Savona. “Dal momento della sua elezione il consigliere provinciale Caviglione, più volte sollecitato a confrontarsi col partito, mai ha inteso la sua carica al servizio del partito stesso, preferendo sempre non rispondere ad alcuno e perseguendo un’illogica scelta di autogestione”. Con queste parole il consigliere regionale dell’Idv Stefano Quaini risponde alle critiche sollevate dal consigliere provinciale Marco Caviglione, approdato in Provincia nel gruppo misto.
“Essendo completamente incapace di dialogare su alcun tema e ritenendo di essere autosufficiente e di avere sempre la verita’ in tasca, ha nei fatti dimostrato di non avere la minima capacita’ di portare avanti alcuna linea locale e nazionale del partito, come del resto avviene in ogni partito che ha cariche e vertici eletti democraticamente”.
“Tale logica di assenza continuata ed ottusa di confronto lo ha portato politicamente su un binario morto, preferendo criticare senza ascoltare ed assumendo un atteggiamento sprezzante contro i vertici savonesi, regionali e nazionali”.
“La sua visione manicheista del bene e del male e gli insulti portati ai vertici liguri di Idv sono vergognosi e ci chiediamo come mai da subito non abbia pensato a dimettersi, piuttosto che coprire di ridicolo un partito che gli ha dato comunque visibilita’ e la possibilita’ di dire e fare sempre quello che ha voluto, cosa che in altri partiti non gli sarebbe stato di certo consentito infatti chiunque da tempo lo avrebbe cacciato senza tanti complimenti”.

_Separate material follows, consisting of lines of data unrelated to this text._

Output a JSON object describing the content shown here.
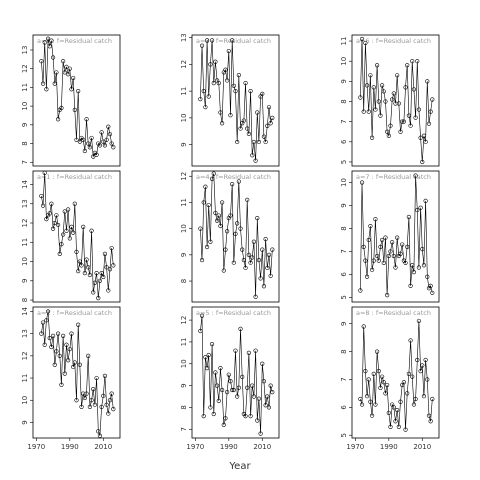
{
  "x_label": "Year",
  "chart_data": [
    {
      "type": "line",
      "title": "a=0 : f=Residual catch",
      "x": [
        1973,
        1974,
        1975,
        1976,
        1977,
        1978,
        1979,
        1980,
        1981,
        1982,
        1983,
        1984,
        1985,
        1986,
        1987,
        1988,
        1989,
        1990,
        1991,
        1992,
        1993,
        1994,
        1995,
        1996,
        1997,
        1998,
        1999,
        2000,
        2001,
        2002,
        2003,
        2004,
        2005,
        2006,
        2007,
        2008,
        2009,
        2010,
        2011,
        2012,
        2013,
        2014,
        2015,
        2016
      ],
      "values": [
        12.4,
        11.2,
        13.4,
        10.9,
        13.6,
        13.2,
        13.5,
        12.6,
        11.2,
        11.8,
        9.3,
        9.8,
        9.9,
        12.4,
        11.8,
        12.1,
        11.7,
        12.0,
        10.9,
        11.5,
        9.8,
        8.2,
        10.8,
        8.1,
        8.3,
        8.2,
        7.6,
        9.3,
        8.0,
        7.8,
        8.3,
        7.3,
        7.5,
        7.4,
        8.0,
        7.9,
        8.6,
        8.1,
        7.9,
        8.2,
        8.9,
        8.5,
        8.0,
        7.8
      ],
      "xlim": [
        1968,
        2020
      ],
      "ylim": [
        6.8,
        13.8
      ],
      "yticks": [
        7,
        8,
        9,
        10,
        11,
        12,
        13
      ]
    },
    {
      "type": "line",
      "title": "a=1 : f=Residual catch",
      "x": [
        1973,
        1974,
        1975,
        1976,
        1977,
        1978,
        1979,
        1980,
        1981,
        1982,
        1983,
        1984,
        1985,
        1986,
        1987,
        1988,
        1989,
        1990,
        1991,
        1992,
        1993,
        1994,
        1995,
        1996,
        1997,
        1998,
        1999,
        2000,
        2001,
        2002,
        2003,
        2004,
        2005,
        2006,
        2007,
        2008,
        2009,
        2010,
        2011,
        2012,
        2013,
        2014,
        2015,
        2016
      ],
      "values": [
        13.4,
        12.9,
        14.6,
        12.2,
        12.4,
        12.5,
        13.0,
        11.7,
        12.0,
        12.4,
        11.9,
        10.4,
        10.9,
        11.4,
        12.6,
        11.6,
        12.7,
        11.2,
        11.8,
        11.5,
        13.0,
        10.5,
        9.5,
        10.0,
        9.8,
        11.8,
        9.4,
        10.1,
        9.7,
        9.3,
        11.6,
        8.4,
        8.9,
        9.4,
        8.1,
        9.0,
        9.4,
        9.2,
        10.4,
        9.7,
        8.5,
        9.6,
        10.7,
        9.8
      ],
      "xlim": [
        1968,
        2020
      ],
      "ylim": [
        7.9,
        14.7
      ],
      "yticks": [
        8,
        9,
        10,
        11,
        12,
        13,
        14
      ]
    },
    {
      "type": "line",
      "title": "a=2 : f=Residual catch",
      "x": [
        1973,
        1974,
        1975,
        1976,
        1977,
        1978,
        1979,
        1980,
        1981,
        1982,
        1983,
        1984,
        1985,
        1986,
        1987,
        1988,
        1989,
        1990,
        1991,
        1992,
        1993,
        1994,
        1995,
        1996,
        1997,
        1998,
        1999,
        2000,
        2001,
        2002,
        2003,
        2004,
        2005,
        2006,
        2007,
        2008,
        2009,
        2010,
        2011,
        2012,
        2013,
        2014,
        2015,
        2016
      ],
      "values": [
        13.0,
        13.5,
        12.5,
        13.6,
        14.0,
        12.8,
        12.4,
        12.9,
        11.6,
        12.2,
        13.0,
        12.0,
        10.7,
        12.9,
        11.2,
        12.5,
        11.8,
        12.3,
        13.0,
        11.5,
        11.7,
        10.0,
        13.4,
        11.6,
        9.7,
        10.3,
        10.1,
        10.3,
        12.0,
        9.7,
        10.0,
        10.5,
        9.8,
        11.0,
        8.6,
        8.4,
        9.7,
        10.2,
        11.1,
        9.8,
        9.4,
        10.0,
        10.3,
        9.6
      ],
      "xlim": [
        1968,
        2020
      ],
      "ylim": [
        8.3,
        14.2
      ],
      "yticks": [
        9,
        10,
        11,
        12,
        13,
        14
      ],
      "xticks": [
        1970,
        1990,
        2010
      ]
    },
    {
      "type": "line",
      "title": "a=3 : f=Residual catch",
      "x": [
        1973,
        1974,
        1975,
        1976,
        1977,
        1978,
        1979,
        1980,
        1981,
        1982,
        1983,
        1984,
        1985,
        1986,
        1987,
        1988,
        1989,
        1990,
        1991,
        1992,
        1993,
        1994,
        1995,
        1996,
        1997,
        1998,
        1999,
        2000,
        2001,
        2002,
        2003,
        2004,
        2005,
        2006,
        2007,
        2008,
        2009,
        2010,
        2011,
        2012,
        2013,
        2014,
        2015,
        2016
      ],
      "values": [
        10.7,
        12.7,
        11.0,
        10.4,
        12.9,
        10.8,
        12.0,
        12.9,
        11.3,
        12.1,
        11.4,
        11.3,
        10.2,
        9.8,
        11.7,
        11.8,
        11.4,
        12.5,
        10.1,
        12.9,
        11.2,
        11.0,
        9.1,
        11.6,
        9.6,
        9.8,
        9.9,
        11.3,
        9.6,
        9.4,
        11.0,
        8.6,
        9.1,
        8.4,
        10.2,
        9.1,
        10.8,
        10.9,
        9.3,
        9.1,
        9.7,
        10.4,
        9.8,
        10.0
      ],
      "xlim": [
        1968,
        2020
      ],
      "ylim": [
        8.2,
        13.1
      ],
      "yticks": [
        9,
        10,
        11,
        12,
        13
      ]
    },
    {
      "type": "line",
      "title": "a=4 : f=Residual catch",
      "x": [
        1973,
        1974,
        1975,
        1976,
        1977,
        1978,
        1979,
        1980,
        1981,
        1982,
        1983,
        1984,
        1985,
        1986,
        1987,
        1988,
        1989,
        1990,
        1991,
        1992,
        1993,
        1994,
        1995,
        1996,
        1997,
        1998,
        1999,
        2000,
        2001,
        2002,
        2003,
        2004,
        2005,
        2006,
        2007,
        2008,
        2009,
        2010,
        2011,
        2012,
        2013,
        2014,
        2015,
        2016
      ],
      "values": [
        10.0,
        8.8,
        11.0,
        11.6,
        9.3,
        10.9,
        9.5,
        11.9,
        12.1,
        10.6,
        10.3,
        10.5,
        10.1,
        11.0,
        8.4,
        9.2,
        9.9,
        10.4,
        10.5,
        11.7,
        8.7,
        9.8,
        10.2,
        11.8,
        10.0,
        9.2,
        8.8,
        8.5,
        11.1,
        9.0,
        8.7,
        8.9,
        9.5,
        7.4,
        10.4,
        8.8,
        8.1,
        9.2,
        7.8,
        9.6,
        8.5,
        9.0,
        8.2,
        9.2
      ],
      "xlim": [
        1968,
        2020
      ],
      "ylim": [
        7.2,
        12.2
      ],
      "yticks": [
        8,
        9,
        10,
        11,
        12
      ]
    },
    {
      "type": "line",
      "title": "a=5 : f=Residual catch",
      "x": [
        1973,
        1974,
        1975,
        1976,
        1977,
        1978,
        1979,
        1980,
        1981,
        1982,
        1983,
        1984,
        1985,
        1986,
        1987,
        1988,
        1989,
        1990,
        1991,
        1992,
        1993,
        1994,
        1995,
        1996,
        1997,
        1998,
        1999,
        2000,
        2001,
        2002,
        2003,
        2004,
        2005,
        2006,
        2007,
        2008,
        2009,
        2010,
        2011,
        2012,
        2013,
        2014,
        2015,
        2016
      ],
      "values": [
        11.5,
        12.2,
        7.6,
        10.3,
        9.8,
        10.4,
        8.0,
        10.9,
        7.7,
        9.6,
        9.0,
        8.3,
        9.8,
        8.8,
        7.2,
        7.5,
        8.7,
        9.5,
        9.2,
        8.8,
        8.8,
        10.6,
        8.5,
        8.9,
        11.6,
        9.4,
        7.7,
        7.6,
        8.9,
        10.5,
        7.6,
        9.0,
        8.5,
        10.6,
        7.4,
        8.4,
        6.8,
        10.0,
        9.2,
        8.1,
        8.5,
        8.0,
        9.0,
        8.7
      ],
      "xlim": [
        1968,
        2020
      ],
      "ylim": [
        6.6,
        12.6
      ],
      "yticks": [
        7,
        8,
        9,
        10,
        11,
        12
      ],
      "xticks": [
        1970,
        1990,
        2010
      ]
    },
    {
      "type": "line",
      "title": "a=6 : f=Residual catch",
      "x": [
        1973,
        1974,
        1975,
        1976,
        1977,
        1978,
        1979,
        1980,
        1981,
        1982,
        1983,
        1984,
        1985,
        1986,
        1987,
        1988,
        1989,
        1990,
        1991,
        1992,
        1993,
        1994,
        1995,
        1996,
        1997,
        1998,
        1999,
        2000,
        2001,
        2002,
        2003,
        2004,
        2005,
        2006,
        2007,
        2008,
        2009,
        2010,
        2011,
        2012,
        2013,
        2014,
        2015,
        2016
      ],
      "values": [
        8.2,
        11.1,
        7.5,
        10.9,
        8.8,
        7.5,
        9.3,
        6.2,
        8.7,
        7.6,
        9.8,
        8.0,
        7.3,
        8.8,
        8.5,
        8.0,
        6.5,
        6.3,
        6.8,
        8.1,
        8.4,
        7.9,
        9.3,
        7.9,
        6.5,
        7.0,
        7.0,
        8.7,
        9.8,
        7.3,
        6.8,
        10.0,
        8.6,
        7.2,
        10.0,
        7.6,
        6.2,
        5.0,
        6.3,
        6.0,
        9.0,
        6.9,
        7.5,
        8.1
      ],
      "xlim": [
        1968,
        2020
      ],
      "ylim": [
        4.8,
        11.3
      ],
      "yticks": [
        5,
        6,
        7,
        8,
        9,
        10,
        11
      ]
    },
    {
      "type": "line",
      "title": "a=7 : f=Residual catch",
      "x": [
        1973,
        1974,
        1975,
        1976,
        1977,
        1978,
        1979,
        1980,
        1981,
        1982,
        1983,
        1984,
        1985,
        1986,
        1987,
        1988,
        1989,
        1990,
        1991,
        1992,
        1993,
        1994,
        1995,
        1996,
        1997,
        1998,
        1999,
        2000,
        2001,
        2002,
        2003,
        2004,
        2005,
        2006,
        2007,
        2008,
        2009,
        2010,
        2011,
        2012,
        2013,
        2014,
        2015,
        2016
      ],
      "values": [
        5.3,
        10.0,
        7.2,
        6.6,
        5.9,
        7.5,
        8.1,
        6.2,
        6.6,
        8.4,
        6.8,
        6.6,
        7.2,
        7.5,
        6.5,
        7.6,
        5.1,
        6.8,
        7.0,
        7.4,
        6.8,
        6.3,
        7.6,
        6.8,
        6.9,
        7.3,
        6.6,
        6.5,
        7.2,
        8.5,
        5.5,
        6.4,
        6.1,
        10.3,
        8.8,
        6.3,
        8.9,
        7.1,
        6.4,
        9.2,
        5.9,
        5.4,
        5.5,
        5.2
      ],
      "xlim": [
        1968,
        2020
      ],
      "ylim": [
        4.8,
        10.5
      ],
      "yticks": [
        5,
        6,
        7,
        8,
        9,
        10
      ]
    },
    {
      "type": "line",
      "title": "a=8 : f=Residual catch",
      "x": [
        1973,
        1974,
        1975,
        1976,
        1977,
        1978,
        1979,
        1980,
        1981,
        1982,
        1983,
        1984,
        1985,
        1986,
        1987,
        1988,
        1989,
        1990,
        1991,
        1992,
        1993,
        1994,
        1995,
        1996,
        1997,
        1998,
        1999,
        2000,
        2001,
        2002,
        2003,
        2004,
        2005,
        2006,
        2007,
        2008,
        2009,
        2010,
        2011,
        2012,
        2013,
        2014,
        2015,
        2016
      ],
      "values": [
        6.3,
        6.1,
        8.9,
        7.3,
        6.4,
        7.0,
        6.2,
        5.7,
        7.2,
        6.1,
        8.0,
        7.3,
        6.7,
        7.1,
        6.9,
        6.5,
        6.8,
        5.8,
        5.3,
        6.1,
        6.0,
        5.5,
        5.9,
        5.3,
        6.2,
        6.8,
        6.9,
        5.2,
        6.5,
        7.2,
        8.4,
        7.1,
        6.1,
        6.3,
        7.7,
        9.1,
        7.3,
        7.5,
        6.4,
        7.7,
        7.0,
        5.7,
        5.5,
        6.3
      ],
      "xlim": [
        1968,
        2020
      ],
      "ylim": [
        4.9,
        9.6
      ],
      "yticks": [
        5,
        6,
        7,
        8,
        9
      ],
      "xticks": [
        1970,
        1990,
        2010
      ]
    }
  ]
}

“Evidentemente il pensiero politico di Caviglione e’solamente teso all’autoincensazione ed all’insulto gratuito di chi non la pensa come lui. Caviglione ha manifestato piu’ d’una volta il suo disprezzo per i colleghi di partito in una incomprensibile e superficiale crociata contro non si sa bene chi, e tutti gli elettori di Idv devono sapere che il consigliere in occasione della campagna elettorale per le amministrative a Savona si e’ rifiutato di candidarsi e di aiutare il partito a raccogliere le firme necessarie per presentare la lista”.

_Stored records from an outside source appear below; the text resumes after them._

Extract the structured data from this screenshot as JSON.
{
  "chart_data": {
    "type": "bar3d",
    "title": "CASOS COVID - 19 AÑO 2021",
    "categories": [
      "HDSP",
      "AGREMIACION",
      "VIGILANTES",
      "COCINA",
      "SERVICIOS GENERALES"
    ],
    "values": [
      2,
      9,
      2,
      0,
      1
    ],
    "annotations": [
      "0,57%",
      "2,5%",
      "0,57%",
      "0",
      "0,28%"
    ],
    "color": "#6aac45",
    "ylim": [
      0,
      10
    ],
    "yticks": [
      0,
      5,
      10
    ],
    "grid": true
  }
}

La Pdl-izzazione del partito, cosa da lui asserita, e’ solamente presente nella sua testa, infatti lui di certo al partito non ha portato ne’ iscritti ne’ consensi, lavorando duro per denigrare l’Idv e tutta la sinistra con le sue prese di posizioni ostili a tutto e tutti, favorendo di certo la gente a fuggire dalla sinistra per rivolgersi ad altri lidi”.
“Il gruppo dirigente di Savona ha fatto l’opposto, raccogliendo nuovi iscritti ed amministratori provenienti dall’area tipicamente di sinistra, dal centro ed in minima parte dall’area di centrodestra. Su 150 nuovi iscritti tre provengono dalla destra e non hanno mai avuto simpatie per il ventennio di certo, ma provengono dal partito liberale. Uno di questi ha avuto il nonno partigiano e deportato in campo di concentramento quindi prima di affermare delle banalita’ si informi bene e si studi la storia per evitare di cadere in superficialita’ e speculazioni di bassa lega”.
“Il suo, e di altri amici suoi, continuo tentativo di diffondere fango affermando che il sottoscritto arruola nella destra estrema e’ una baggianata infame, essendo antifascista ed iscritto all’Anpi, infatti la quota degli iscritti che fa a me riferimento proviene nella stragrande maggioranza dalla sinistra radicale e dal sindacalismo di base, quindi delle sue patenti di democrazia ne faccio volentieri a meno ed anche delle sue oculate bugie colossali e strumentali che non gli fanno onore”.
“Vada invece a ripassare passato e collocazione politica di alcuni amici suoi, dove di sorprese ne trovera’ di certo, in quanto ad affiliazione ad AN, che non mi risulta quale partito dell’area di sinistra.
“Inoltre nella sua ricostruzione delle elezioni comunali di Loano e la scelta dei candidati (tra cui due giovani poco piu’ che ventenni) ha portato ad un ottimo risultato, che in caso di vittoria avrebbe portato all’elezione di un consigliere o due , ma che ha comunque fornito la possibilita’ di avere un gruppo di persone serie coordinate da Massimo Cereda che stanno lavorando benissimo per il partito” conclude Quaini.